To create two age-groups, I split the sample into a group of under 30 and 30+ participants. The unequal sample size is not a problem because both groups are large given the large overall sample size (young N = 221,801, old N = 88,713). A published article examined age differences in the full sample, but the article did not use SEM to test measurement invariance (Soto, John, Gosling, & Potter, 2011). Given the cross-sectional nature of the data, it is not clear whether age differences are cohort differences or aging effects. Longitudinal studies suggest that age differences may reflect generational changes rather than longitudinal changes over time (Schimmack, 2019d). In any case, the main point of the present analyses is to examine measurement invariance across different age groups.

Fit for the model with metric invariance was similar to the fit for the gender model, CFI = .927, RMSEA = .033, SRMR = .062. Fit for the model with scalar invariance was only slightly weaker for CFI and better for RMSEA. More important, inspection of the modification indices showed the largest difference for O10 “sophisticated in art” with a standardized mean difference of .068. Thus, there were no notable differences between the two age groups at the item level.

The results at the factor level reproduced the finding with scale scores by Soto et al. (2011).

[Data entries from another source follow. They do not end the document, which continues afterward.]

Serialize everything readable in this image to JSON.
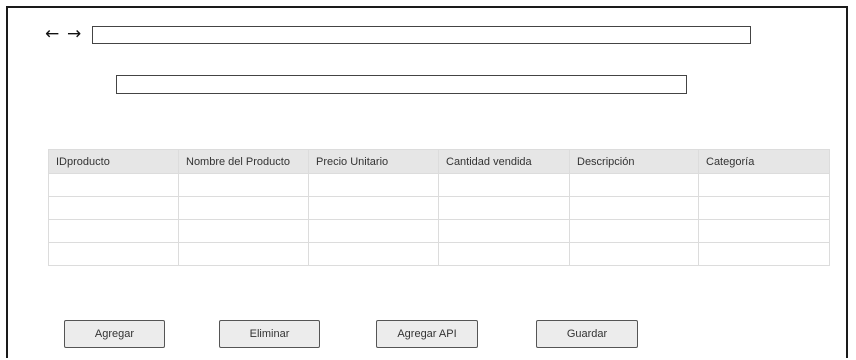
{
  "nav": {
    "back_glyph": "←",
    "forward_glyph": "→",
    "address_value": ""
  },
  "secondary_input": {
    "value": ""
  },
  "table": {
    "headers": [
      "IDproducto",
      "Nombre del Producto",
      "Precio Unitario",
      "Cantidad vendida",
      "Descripción",
      "Categoría"
    ],
    "rows": [
      [
        "",
        "",
        "",
        "",
        "",
        ""
      ],
      [
        "",
        "",
        "",
        "",
        "",
        ""
      ],
      [
        "",
        "",
        "",
        "",
        "",
        ""
      ],
      [
        "",
        "",
        "",
        "",
        "",
        ""
      ]
    ]
  },
  "actions": {
    "agregar_label": "Agregar",
    "eliminar_label": "Eliminar",
    "agregar_api_label": "Agregar API",
    "guardar_label": "Guardar"
  }
}
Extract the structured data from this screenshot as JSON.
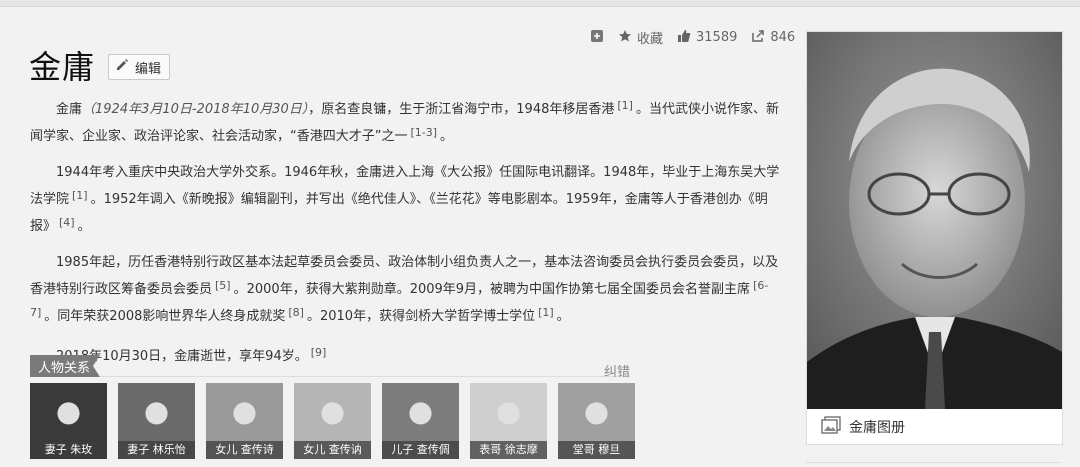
{
  "title": "金庸",
  "edit_label": "编辑",
  "toolbar": {
    "add_icon": "plus-square-icon",
    "favorite_label": "收藏",
    "like_count": "31589",
    "share_count": "846"
  },
  "paragraphs": [
    {
      "parts": [
        {
          "t": "text",
          "v": "金庸"
        },
        {
          "t": "date",
          "v": "（1924年3月10日-2018年10月30日）"
        },
        {
          "t": "text",
          "v": "，原名查良镛，生于浙江省海宁市，1948年移居香港"
        },
        {
          "t": "sup",
          "v": "[1]"
        },
        {
          "t": "text",
          "v": "。当代武侠小说作家、新闻学家、企业家、政治评论家、社会活动家，“香港四大才子”之一"
        },
        {
          "t": "sup",
          "v": "[1-3]"
        },
        {
          "t": "text",
          "v": "。"
        }
      ]
    },
    {
      "parts": [
        {
          "t": "text",
          "v": "1944年考入重庆中央政治大学外交系。1946年秋，金庸进入上海《大公报》任国际电讯翻译。1948年，毕业于上海东吴大学法学院"
        },
        {
          "t": "sup",
          "v": "[1]"
        },
        {
          "t": "text",
          "v": "。1952年调入《新晚报》编辑副刊，并写出《绝代佳人》、《兰花花》等电影剧本。1959年，金庸等人于香港创办《明报》"
        },
        {
          "t": "sup",
          "v": "[4]"
        },
        {
          "t": "text",
          "v": "。"
        }
      ]
    },
    {
      "parts": [
        {
          "t": "text",
          "v": "1985年起，历任香港特别行政区基本法起草委员会委员、政治体制小组负责人之一，基本法咨询委员会执行委员会委员，以及香港特别行政区筹备委员会委员"
        },
        {
          "t": "sup",
          "v": "[5]"
        },
        {
          "t": "text",
          "v": "。2000年，获得大紫荆勋章。2009年9月，被聘为中国作协第七届全国委员会名誉副主席"
        },
        {
          "t": "sup",
          "v": "[6-7]"
        },
        {
          "t": "text",
          "v": "。同年荣获2008影响世界华人终身成就奖"
        },
        {
          "t": "sup",
          "v": "[8]"
        },
        {
          "t": "text",
          "v": "。2010年，获得剑桥大学哲学博士学位"
        },
        {
          "t": "sup",
          "v": "[1]"
        },
        {
          "t": "text",
          "v": "。"
        }
      ]
    },
    {
      "parts": [
        {
          "t": "text",
          "v": "2018年10月30日，金庸逝世，享年94岁。"
        },
        {
          "t": "sup",
          "v": "[9]"
        }
      ]
    }
  ],
  "relations": {
    "tag": "人物关系",
    "correct": "纠错",
    "people": [
      {
        "label": "妻子 朱玫",
        "shade": "#3a3a3a"
      },
      {
        "label": "妻子 林乐怡",
        "shade": "#6a6a6a"
      },
      {
        "label": "女儿 查传诗",
        "shade": "#9a9a9a"
      },
      {
        "label": "女儿 查传讷",
        "shade": "#b5b5b5"
      },
      {
        "label": "儿子 查传倜",
        "shade": "#7d7d7d"
      },
      {
        "label": "表哥 徐志摩",
        "shade": "#cfcfcf"
      },
      {
        "label": "堂哥 穆旦",
        "shade": "#a0a0a0"
      }
    ]
  },
  "album_label": "金庸图册"
}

The older group had a higher level of conscientiousness (d = .61) than the younger group. Differences for the other personalty dimensions were statistically small. There were no notable differences in response styles.

In sum, the results show that the BFI shows reasonable measurement invariance across age groups. Contrary to the claims by Hussey and Hughes, this finding is consistent with the results reported in Hussay and Hughes’s supplementary materials. These results suggest that BFI scale scores provide useful information about personality and that published articles that used scale scores produced meaningful results.


Hussey and Hughes accused personality researchers of validity hacking. That is, they do not report results of psychometric tests because these tests would show that personality measures are invalid. This is a strong claim that requires strong evidence. However, closer inspection of this claim shows that the authors used an outdated measurement model and misrepresented the results of their invariance analyses. Here I showed that the BFI has good structural validity and shows reasonable invariance across gender and age groups. Thus Hussay and Hughes’s claims are blatantly false.

So far, i have only examined the BFI, but I have little confidence in the authors’ conclusions about other measures like Rosenberg’s self-esteem scale. I am still waiting for the authors to share all of their data to examine all of their claims. At present, there is no evidence of v-hacking. Of course, this does not mean that self-ratings of personality are perfectly valid. As I showed, self-ratings of the Big Five are contaminated with evaluative bias. I presented a measurement model that can test for the presence of these biases and that can be used to control for rating biases. Future validation studies might benefit from using this measurement model as a basis for developing better measures and better measurement models. Substantive articles might also benefit from using a measurement model rather than scale scores, especially when the BFI is used as a predictor of other self-report measures to control for shared rating biases.